Mr. Polidori justifies the use of his large format by filling his pictures with detail. From a distance we admire the formal artistry of his composition, but up close we see what this photograph is really about: the gilt flaking off the frame. The regal gold is cracking and flaking and falling off in small bits, no more immune to time than the boy whose flesh-and-blood leg once inhabited the elegant hose in the painting. Mr. Polidori’s technical skill in handling his 8-by-10-inch view camera, in processing the negative in Photoshop, and in collaborating with Fuji and master printer Philippe Laumont in his atelier, produced a glorious image of transience.

In “Versailles, Salle des Bains of Marie-Antoinette” (2005) the receding black-and-white floor tiles give an illusion of depth, and the light coming in from the window on the left gives the room a feeling of airiness. The modulation of the pale blue color across the wood paneling testifies to the Fujicolor’s marvelous sensitivity, but it is the sheet of plastic that covers the white and gold brocade spread on the bed against the far wall that is the geographical and aesthetic center of the image. It is the plastic sheet, meant to be invisible but marked by Mr. Polidori’s eye, which signifies the passage of this chamber from its royal past to a state co-equal with that of any bourgeois rentier.

In the other 12 pictures, the glory of 18th-century Versailles is summoned up and then serially deconstructed.

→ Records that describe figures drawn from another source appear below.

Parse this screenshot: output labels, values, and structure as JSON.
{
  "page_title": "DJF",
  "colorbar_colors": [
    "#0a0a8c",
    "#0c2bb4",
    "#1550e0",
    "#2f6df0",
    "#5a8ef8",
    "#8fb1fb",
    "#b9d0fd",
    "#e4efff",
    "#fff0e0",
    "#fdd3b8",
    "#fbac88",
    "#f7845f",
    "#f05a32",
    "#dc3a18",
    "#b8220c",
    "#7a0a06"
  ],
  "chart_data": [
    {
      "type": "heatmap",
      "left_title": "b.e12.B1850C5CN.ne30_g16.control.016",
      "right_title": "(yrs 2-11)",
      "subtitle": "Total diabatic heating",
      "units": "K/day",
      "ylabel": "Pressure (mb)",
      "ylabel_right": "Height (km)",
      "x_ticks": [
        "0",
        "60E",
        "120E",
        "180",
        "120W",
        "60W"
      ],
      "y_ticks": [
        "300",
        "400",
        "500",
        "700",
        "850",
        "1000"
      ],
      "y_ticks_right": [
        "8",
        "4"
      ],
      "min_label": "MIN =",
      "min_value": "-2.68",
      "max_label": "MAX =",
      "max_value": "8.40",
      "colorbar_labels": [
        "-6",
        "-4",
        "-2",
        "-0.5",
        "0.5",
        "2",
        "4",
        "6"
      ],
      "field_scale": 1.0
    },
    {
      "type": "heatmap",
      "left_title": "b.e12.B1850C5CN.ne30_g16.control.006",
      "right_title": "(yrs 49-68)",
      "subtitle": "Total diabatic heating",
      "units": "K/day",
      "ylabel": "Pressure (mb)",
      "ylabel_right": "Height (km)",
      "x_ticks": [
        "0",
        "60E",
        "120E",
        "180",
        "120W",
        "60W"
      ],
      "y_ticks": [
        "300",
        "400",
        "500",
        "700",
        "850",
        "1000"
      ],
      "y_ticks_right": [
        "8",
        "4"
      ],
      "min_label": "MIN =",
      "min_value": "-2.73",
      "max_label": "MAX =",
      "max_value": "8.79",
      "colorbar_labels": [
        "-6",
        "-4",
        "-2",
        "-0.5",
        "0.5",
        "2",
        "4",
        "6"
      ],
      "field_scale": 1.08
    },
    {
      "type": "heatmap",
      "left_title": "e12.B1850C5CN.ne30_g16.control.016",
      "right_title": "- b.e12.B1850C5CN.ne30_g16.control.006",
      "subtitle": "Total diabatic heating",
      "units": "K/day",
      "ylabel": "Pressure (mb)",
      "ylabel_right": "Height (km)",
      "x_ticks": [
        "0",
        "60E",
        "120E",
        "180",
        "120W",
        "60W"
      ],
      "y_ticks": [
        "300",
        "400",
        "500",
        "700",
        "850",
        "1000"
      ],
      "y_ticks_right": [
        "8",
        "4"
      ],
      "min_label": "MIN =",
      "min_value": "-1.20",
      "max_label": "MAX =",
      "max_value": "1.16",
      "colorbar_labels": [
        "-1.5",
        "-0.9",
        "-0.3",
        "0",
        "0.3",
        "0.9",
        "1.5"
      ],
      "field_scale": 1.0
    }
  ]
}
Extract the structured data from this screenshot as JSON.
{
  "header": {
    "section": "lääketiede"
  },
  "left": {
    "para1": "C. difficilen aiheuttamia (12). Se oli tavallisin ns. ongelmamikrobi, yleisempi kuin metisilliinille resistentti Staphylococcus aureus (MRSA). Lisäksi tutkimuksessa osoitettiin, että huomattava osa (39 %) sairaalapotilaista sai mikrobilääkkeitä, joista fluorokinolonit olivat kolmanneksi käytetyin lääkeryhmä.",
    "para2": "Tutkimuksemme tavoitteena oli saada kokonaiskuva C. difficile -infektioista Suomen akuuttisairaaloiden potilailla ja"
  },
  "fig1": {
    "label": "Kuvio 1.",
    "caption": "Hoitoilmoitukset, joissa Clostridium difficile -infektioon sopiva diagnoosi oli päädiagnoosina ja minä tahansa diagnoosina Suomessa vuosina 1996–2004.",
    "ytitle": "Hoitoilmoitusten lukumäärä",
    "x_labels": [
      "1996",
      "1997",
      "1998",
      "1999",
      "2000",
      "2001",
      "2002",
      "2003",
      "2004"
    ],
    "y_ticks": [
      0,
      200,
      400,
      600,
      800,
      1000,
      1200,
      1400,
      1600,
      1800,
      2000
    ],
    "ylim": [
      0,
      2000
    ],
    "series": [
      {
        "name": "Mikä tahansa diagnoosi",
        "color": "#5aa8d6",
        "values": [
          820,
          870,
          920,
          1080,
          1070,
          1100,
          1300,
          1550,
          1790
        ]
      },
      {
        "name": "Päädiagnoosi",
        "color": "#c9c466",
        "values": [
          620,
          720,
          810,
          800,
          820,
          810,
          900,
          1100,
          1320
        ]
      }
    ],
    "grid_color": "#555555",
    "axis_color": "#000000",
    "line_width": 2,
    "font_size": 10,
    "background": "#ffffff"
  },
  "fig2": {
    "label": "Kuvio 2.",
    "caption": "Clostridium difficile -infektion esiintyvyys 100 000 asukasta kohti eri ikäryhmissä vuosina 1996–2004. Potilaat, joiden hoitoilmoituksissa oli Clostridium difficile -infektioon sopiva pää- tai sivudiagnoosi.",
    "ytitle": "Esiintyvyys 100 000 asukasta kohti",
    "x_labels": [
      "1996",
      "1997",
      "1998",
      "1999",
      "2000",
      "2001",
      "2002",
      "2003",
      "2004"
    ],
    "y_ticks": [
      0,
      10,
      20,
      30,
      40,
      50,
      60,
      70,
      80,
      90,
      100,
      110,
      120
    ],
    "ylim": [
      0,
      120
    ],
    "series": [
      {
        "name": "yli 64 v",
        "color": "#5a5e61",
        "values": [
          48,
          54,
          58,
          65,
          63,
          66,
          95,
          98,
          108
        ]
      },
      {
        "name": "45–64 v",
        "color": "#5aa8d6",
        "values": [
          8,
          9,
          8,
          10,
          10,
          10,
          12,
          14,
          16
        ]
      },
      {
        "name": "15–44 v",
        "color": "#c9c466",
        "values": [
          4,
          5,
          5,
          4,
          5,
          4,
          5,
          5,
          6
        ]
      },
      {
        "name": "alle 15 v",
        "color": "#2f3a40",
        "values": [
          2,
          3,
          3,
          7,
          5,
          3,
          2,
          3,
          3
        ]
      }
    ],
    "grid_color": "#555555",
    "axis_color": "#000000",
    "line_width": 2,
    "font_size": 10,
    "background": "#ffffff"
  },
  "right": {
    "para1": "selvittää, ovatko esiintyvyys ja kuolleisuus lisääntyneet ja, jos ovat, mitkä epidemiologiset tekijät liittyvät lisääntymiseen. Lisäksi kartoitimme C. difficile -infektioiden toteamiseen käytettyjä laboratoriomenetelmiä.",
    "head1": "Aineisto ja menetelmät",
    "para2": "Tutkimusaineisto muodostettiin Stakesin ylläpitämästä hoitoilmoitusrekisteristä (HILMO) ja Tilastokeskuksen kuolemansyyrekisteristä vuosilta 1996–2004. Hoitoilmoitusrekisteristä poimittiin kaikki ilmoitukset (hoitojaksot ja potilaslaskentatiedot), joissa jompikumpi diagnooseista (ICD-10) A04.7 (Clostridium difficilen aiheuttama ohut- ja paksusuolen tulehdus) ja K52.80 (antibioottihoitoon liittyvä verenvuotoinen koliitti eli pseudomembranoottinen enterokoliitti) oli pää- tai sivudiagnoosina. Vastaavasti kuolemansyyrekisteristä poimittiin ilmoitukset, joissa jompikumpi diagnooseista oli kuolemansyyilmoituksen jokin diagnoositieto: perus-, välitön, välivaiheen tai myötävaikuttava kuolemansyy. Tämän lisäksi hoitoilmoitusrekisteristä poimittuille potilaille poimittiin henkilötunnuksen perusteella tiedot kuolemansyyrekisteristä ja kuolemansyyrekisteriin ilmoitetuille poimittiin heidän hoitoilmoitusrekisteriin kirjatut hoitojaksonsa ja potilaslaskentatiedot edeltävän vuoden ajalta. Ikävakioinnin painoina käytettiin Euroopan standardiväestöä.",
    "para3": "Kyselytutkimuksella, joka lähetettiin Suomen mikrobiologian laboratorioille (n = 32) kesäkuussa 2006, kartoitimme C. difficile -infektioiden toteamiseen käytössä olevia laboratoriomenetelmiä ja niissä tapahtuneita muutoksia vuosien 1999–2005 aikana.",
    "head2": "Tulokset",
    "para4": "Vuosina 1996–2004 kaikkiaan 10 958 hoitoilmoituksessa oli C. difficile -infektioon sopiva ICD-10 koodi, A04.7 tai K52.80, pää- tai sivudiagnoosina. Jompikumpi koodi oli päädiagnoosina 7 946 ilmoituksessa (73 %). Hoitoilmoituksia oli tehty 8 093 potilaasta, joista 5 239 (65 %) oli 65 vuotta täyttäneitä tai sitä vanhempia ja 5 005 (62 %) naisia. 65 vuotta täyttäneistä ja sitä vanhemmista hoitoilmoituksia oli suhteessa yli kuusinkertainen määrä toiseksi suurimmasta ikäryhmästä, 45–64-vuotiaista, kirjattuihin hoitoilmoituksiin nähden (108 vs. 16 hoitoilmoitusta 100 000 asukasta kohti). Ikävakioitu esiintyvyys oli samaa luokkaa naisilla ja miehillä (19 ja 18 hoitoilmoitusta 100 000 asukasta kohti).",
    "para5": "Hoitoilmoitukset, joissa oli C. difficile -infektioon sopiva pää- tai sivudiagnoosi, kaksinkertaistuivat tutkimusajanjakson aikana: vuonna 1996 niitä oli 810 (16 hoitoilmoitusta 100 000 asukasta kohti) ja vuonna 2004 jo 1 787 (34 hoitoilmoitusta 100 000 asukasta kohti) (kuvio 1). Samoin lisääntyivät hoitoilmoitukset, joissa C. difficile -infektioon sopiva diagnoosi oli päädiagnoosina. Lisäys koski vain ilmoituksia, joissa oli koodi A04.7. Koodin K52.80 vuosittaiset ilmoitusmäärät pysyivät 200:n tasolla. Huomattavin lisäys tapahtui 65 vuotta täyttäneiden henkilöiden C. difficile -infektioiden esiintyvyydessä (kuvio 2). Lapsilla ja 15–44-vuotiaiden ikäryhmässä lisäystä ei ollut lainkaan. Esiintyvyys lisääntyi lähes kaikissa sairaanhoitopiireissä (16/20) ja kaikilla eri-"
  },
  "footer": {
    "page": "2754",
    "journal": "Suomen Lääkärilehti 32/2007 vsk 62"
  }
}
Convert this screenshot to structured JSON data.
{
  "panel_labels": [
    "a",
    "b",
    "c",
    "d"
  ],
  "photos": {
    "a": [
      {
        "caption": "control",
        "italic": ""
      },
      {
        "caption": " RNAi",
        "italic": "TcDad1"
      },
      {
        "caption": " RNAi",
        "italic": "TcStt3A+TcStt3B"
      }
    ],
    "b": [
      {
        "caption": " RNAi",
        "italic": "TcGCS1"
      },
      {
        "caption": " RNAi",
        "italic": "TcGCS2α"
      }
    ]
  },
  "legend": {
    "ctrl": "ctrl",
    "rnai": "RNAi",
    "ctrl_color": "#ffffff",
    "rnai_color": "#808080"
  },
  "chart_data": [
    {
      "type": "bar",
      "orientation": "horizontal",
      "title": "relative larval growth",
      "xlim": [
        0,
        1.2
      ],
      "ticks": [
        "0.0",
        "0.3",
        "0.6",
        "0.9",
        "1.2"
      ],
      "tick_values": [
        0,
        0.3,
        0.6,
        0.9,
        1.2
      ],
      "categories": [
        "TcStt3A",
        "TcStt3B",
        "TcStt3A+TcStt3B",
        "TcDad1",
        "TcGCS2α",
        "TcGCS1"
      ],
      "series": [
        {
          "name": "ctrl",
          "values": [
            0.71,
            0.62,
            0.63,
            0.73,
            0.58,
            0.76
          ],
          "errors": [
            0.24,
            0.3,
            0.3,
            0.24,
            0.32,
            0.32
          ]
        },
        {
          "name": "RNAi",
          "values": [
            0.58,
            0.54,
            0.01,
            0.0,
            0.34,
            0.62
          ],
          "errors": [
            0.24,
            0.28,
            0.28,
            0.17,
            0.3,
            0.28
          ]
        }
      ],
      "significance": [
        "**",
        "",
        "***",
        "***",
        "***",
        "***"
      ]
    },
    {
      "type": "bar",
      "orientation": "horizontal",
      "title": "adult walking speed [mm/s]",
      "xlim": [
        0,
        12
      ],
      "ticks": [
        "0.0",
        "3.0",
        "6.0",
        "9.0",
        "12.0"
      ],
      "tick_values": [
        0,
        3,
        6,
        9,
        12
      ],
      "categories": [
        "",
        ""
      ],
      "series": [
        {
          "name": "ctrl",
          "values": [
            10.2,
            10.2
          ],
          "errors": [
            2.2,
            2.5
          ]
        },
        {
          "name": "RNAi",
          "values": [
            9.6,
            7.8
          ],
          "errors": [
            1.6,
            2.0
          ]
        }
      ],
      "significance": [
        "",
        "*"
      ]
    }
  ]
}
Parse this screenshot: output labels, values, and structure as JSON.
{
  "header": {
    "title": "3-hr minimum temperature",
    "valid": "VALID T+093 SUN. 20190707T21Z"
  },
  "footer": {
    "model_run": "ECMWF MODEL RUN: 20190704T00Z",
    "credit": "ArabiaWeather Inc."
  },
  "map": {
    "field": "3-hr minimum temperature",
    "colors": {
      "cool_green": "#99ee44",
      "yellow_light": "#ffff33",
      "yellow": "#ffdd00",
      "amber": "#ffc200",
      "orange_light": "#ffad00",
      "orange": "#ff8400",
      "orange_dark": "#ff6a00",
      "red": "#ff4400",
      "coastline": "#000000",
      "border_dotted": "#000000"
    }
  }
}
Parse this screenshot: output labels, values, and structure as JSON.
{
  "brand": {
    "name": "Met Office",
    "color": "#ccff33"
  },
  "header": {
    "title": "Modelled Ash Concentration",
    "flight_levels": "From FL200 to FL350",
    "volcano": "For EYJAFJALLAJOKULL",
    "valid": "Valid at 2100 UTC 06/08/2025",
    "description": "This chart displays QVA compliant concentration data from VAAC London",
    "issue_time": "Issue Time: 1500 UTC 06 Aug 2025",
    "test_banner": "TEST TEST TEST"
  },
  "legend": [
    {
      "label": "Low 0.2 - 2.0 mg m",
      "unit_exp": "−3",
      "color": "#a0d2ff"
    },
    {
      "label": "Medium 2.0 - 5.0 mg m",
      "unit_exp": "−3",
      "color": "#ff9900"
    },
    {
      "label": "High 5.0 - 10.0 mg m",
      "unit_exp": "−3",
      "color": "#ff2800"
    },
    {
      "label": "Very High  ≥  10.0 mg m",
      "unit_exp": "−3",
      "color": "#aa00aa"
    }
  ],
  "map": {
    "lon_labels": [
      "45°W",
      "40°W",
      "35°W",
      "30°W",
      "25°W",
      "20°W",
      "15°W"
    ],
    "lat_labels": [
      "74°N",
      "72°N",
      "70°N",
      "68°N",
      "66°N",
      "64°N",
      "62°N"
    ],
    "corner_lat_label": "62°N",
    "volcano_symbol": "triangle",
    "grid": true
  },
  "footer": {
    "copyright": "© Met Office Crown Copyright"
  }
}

At the Philoctetes Center Mr. Polidori, who was born in Montreal in 1951, spoke about the impact Frances Yates’s “The Art of Memory” had on him when he read it at 20. The book tells how ancient people achieved great feats of memory by associating what they wanted to remember with a succession of loci, places they had already familiarized themselves with. Mr. Polidori turned to photography as “an allegiance to meaning,” and because he “wanted icons to serve memory.” He has made a specialty of photographing rooms — Versailles, but also schoolrooms in Ukraine deserted by the disaster at Chernobyl, middle-class living rooms in New Orleans rearranged by the receding waters of Hurricane Katrina, decaying mansions in Havana wasted by half a century of Fidel Castro — because “rooms are metaphors and catalysts of meaning.” He makes stunning images because it is “hardest to remember the banal.” Thus concludes the lesson in psycho-neurology.